Grenzadia, capitale Elfe de Grenzadiel, LuneTerre.
Trois mois plus tard.

Accroupi sur le toit d'une taverne, j'observe avec avidité les touristes en contrebas. Si innocents. Si heureux. Si prompts à s'exhiber et à roucouler.

Tout ce que je déteste, en somme.

Mais ils ont une indéniable qualité : ils sont riches. Très riches.

Trop riches, ils ont besoin d'aide pour s'alléger un peu. Les pauvres, avec tout cet or, ça doit être dur de marcher !

Un centaure happe soudain mon regard. J'ai l'habitude de voir des centaures ; ils sont partout en ville depuis qu'une délégation a traversé l'océan pour tenter de négocier une alliance avec les Elfes. Celui-ci est différent des rustauds guerriers. Plus noble. Plus fin.

Plus doré, oui ! Il pourrait faire partie de la famille royale tellement il a d'or sur lui !

De ses oreilles effilées lourdes de boucles à ses bracelets de gemmes, en passant par le tissu précieux qui drape son torse et une partie de sa croupe, tout en lui aspire au délestage salvateur. Il est tellement alourdi qu'il ne peut plus se déplacer de ce trot crâne que ces baudenets adoptent toujours !

Prudent, je lisse mes mèches rebelles et noue le reste de mes cheveux en couette haute (le genre qui ferait hurler ma mère tellement je ressemble à un épouvantail comme ça) avant de camoufler le tout sous une capuche. Puis je dissimule mon visage avec un foulard. Je n'ai pas le choix si je veux passer un minimum inaperçu ; tout le monde me connaît en ville.

Les centaures ne sont pas des proies faciles : puissants, redoutables combattants, massifs. Mon avantage est leur vantardise. Ils se pensent tellement au-dessus des autres qu'ils ne s'en méfient pas. Ce sont les créatures les plus imbues du monde entier. De tous les mondes réunis, même. Ils pensent que tout leur est dû et que l'univers devrait être à leurs sabots.

Raison de plus pour faire de ce bellâtre au rabais ma victime.

Inconscient du danger, il reste centré sur son nombril. Il se mire dès qu'il le peut. Il caresse ses bijoux. Ses muscles aussi. Il lustre son pelage. Il virevolte sur lui-même comme s'il cherchait une oreille digne d'écouter ses théâtrales tirades.
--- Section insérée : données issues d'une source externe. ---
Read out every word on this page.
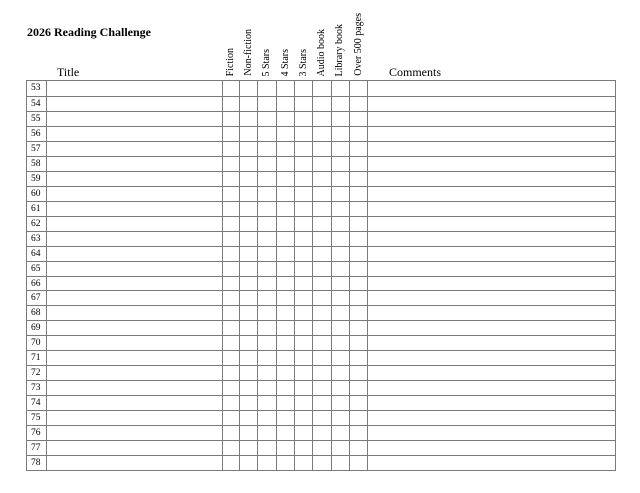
2026 Reading Challenge
Title	Comments
Fiction Non-fiction 5 Stars 4 Stars 3 Stars Audio book Library book Over 500 pages
78
77
76
75
74
73
72
71
70
69
68
67
66
65
64
63
62
61
60
59
58
57
56
55
54
53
Il ne me voit pas glisser au sol. Il ne détecte pas l'ombre qui le suit rue après rue. Ne soupçonne même pas que la silhouette gracieuse et légère à quelques pas derrière lui menace de lui tomber dessus à tout moment.

Et il ne fait pas plus attention à l'Elfette qui dérobe sans difficulté une de ses bourses.

Ce baudenet est pas seulement imprudent, il est totalement inconscient !

Même si Grenzadia est une des villes les plus sûres de tout le continent, même si les habitants ne sont pas dans le besoin, les roublards courent les rues. Par pure rébellion, pour la plupart, c'est même une mode chez les jeunes en ce moment : mettre leur parent dans l'embarras. Hier, j'ai croisé un groupe d'adolescents Elfes et Humains qui pariaient sur leur capacité à échapper le plus longtemps possibles aux gardes impériaux.

Je ne suis pas comme eux.

Eux volent pour le plaisir, je le fais par nécessité. Pas une nécessité pécuniaire, mais un besoin viscéral de m'occuper l'esprit, de me focaliser sur une tâche ardue pour échapper à mes problèmes.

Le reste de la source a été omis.